Vaux was of age by 1434 when sworn to the peace in Cumberland; and in the subsidy returns of the following year he was assessed on a modest annual income of ten marks.
The pace of Vaux’s activities increased in the 1440s. In addition to appointments as escheator and commissioner of array, he sat as a gaol delivery juror on three occasions at Carlisle, the site of another of his outlying properties.
On 14 July 1453, during the second prorogation of his Parliament, Vaux was was described as an esquire resident at the Neville stronghold of Middleham when he offered mainprise in a royal grant to a fellow MP, John Archer II*. More significantly, when the earl of Salisbury became chancellor in the following April, Vaux and the other Cumberland MP, Skelton, were among his clients admitted to the customary privilege of prosecuting their debtors in the court of Chancery.
Little is known of Vaux in the later 1450s.
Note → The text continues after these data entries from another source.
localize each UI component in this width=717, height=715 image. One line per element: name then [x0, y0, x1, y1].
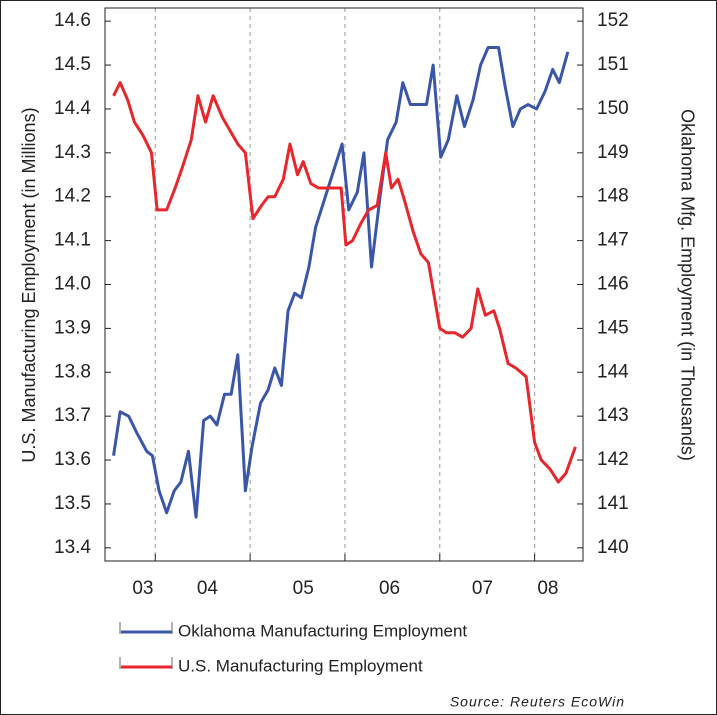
y-tick-label: 13.8 — [54, 361, 91, 382]
y2-tick-label: 149 — [597, 142, 629, 163]
y-axis-title: U.S. Manufacturing Employment (in Millio… — [19, 107, 39, 462]
y-tick-label: 13.4 — [54, 537, 91, 558]
legend-label: Oklahoma Manufacturing Employment — [178, 621, 467, 640]
y2-tick-label: 146 — [597, 274, 629, 295]
y-tick-label: 13.6 — [54, 449, 91, 470]
x-tick-label: 08 — [537, 578, 558, 599]
y-tick-label: 13.7 — [54, 405, 91, 426]
y2-tick-label: 141 — [597, 493, 629, 514]
y-tick-label: 14.5 — [54, 54, 91, 75]
x-tick-label: 05 — [293, 578, 314, 599]
y-tick-label: 13.9 — [54, 317, 91, 338]
y-tick-label: 14.4 — [54, 98, 91, 119]
y2-tick-label: 147 — [597, 230, 629, 251]
series-line — [112, 81, 577, 484]
y2-tick-label: 144 — [597, 361, 629, 382]
y2-tick-label: 152 — [597, 10, 629, 31]
y2-tick-label: 142 — [597, 449, 629, 470]
y2-tick-label: 143 — [597, 405, 629, 426]
y-tick-label: 14.3 — [54, 142, 91, 163]
y-tick-label: 13.5 — [54, 493, 91, 514]
x-tick-label: 07 — [472, 578, 493, 599]
y2-tick-label: 140 — [597, 537, 629, 558]
series-line — [112, 46, 570, 519]
y-tick-label: 14.1 — [54, 230, 91, 251]
y2-tick-label: 151 — [597, 54, 629, 75]
y-tick-label: 14.6 — [54, 10, 91, 31]
y2-tick-label: 148 — [597, 186, 629, 207]
y-tick-label: 14.2 — [54, 186, 91, 207]
y2-tick-label: 150 — [597, 98, 629, 119]
x-tick-label: 03 — [132, 578, 153, 599]
x-tick-label: 04 — [197, 578, 219, 599]
x-tick-label: 06 — [379, 578, 400, 599]
y-tick-label: 14.0 — [54, 274, 91, 295]
legend-label: U.S. Manufacturing Employment — [178, 656, 423, 675]
y2-tick-label: 145 — [597, 317, 629, 338]
y2-axis-title: Oklahoma Mfg. Employment (in Thousands) — [677, 109, 697, 461]
source-note: Source: Reuters EcoWin — [450, 694, 625, 710]
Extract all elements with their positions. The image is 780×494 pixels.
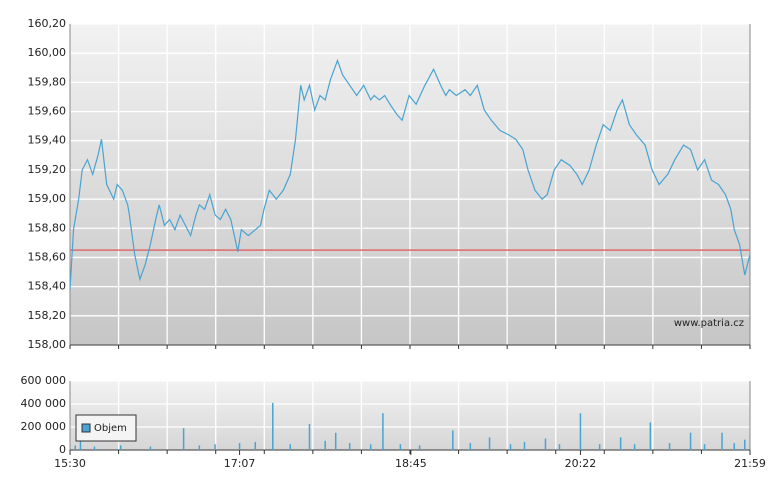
volume-bar (399, 444, 402, 450)
price-line (69, 58, 751, 290)
volume-bar (523, 441, 526, 450)
volume-bar (214, 444, 216, 450)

On 25 Feb. 1457 he secured, in the name of himself and his wife, Joan, a papal indult to have a portable altar. Similar licences were given on the same day to others connected with the Nevilles, including John Tunstall*, and it may be that the Nevilles had petitioned the Pope on their behalf. There is, however, no firm evidence that Vaux repaid the favour by taking up arms for them in the civil war of 1459-61. Although, on 5 Apr. 1460, while the Lancastrians were in control after Ludford Bridge, he sued out a general pardon, giving the Neville stronghold of Penrith as a former address, there is no reason to infer from this that he had fought at Ludford.
Nevertheless, although trusted by the Yorkist government, Vaux did not rank alongside his former ward and son-in-law, Richard Salkeld, in local importance under the new dispensation. Indeed, he cuts a rather obscure figure in the last years of his career. Although in 1466 he was again named as sheriff, he took the office with the greatest reluctance and failed to serve out his full term.
Little can be discovered about Vaux’s associations with other Cumberland gentry. In the early 1460 he was acting as one of the administrators of another Neville servant, Thomas de la More (d.1459), one of whose daughters and coheirs married his kinsman, William Vaux of Catterlen.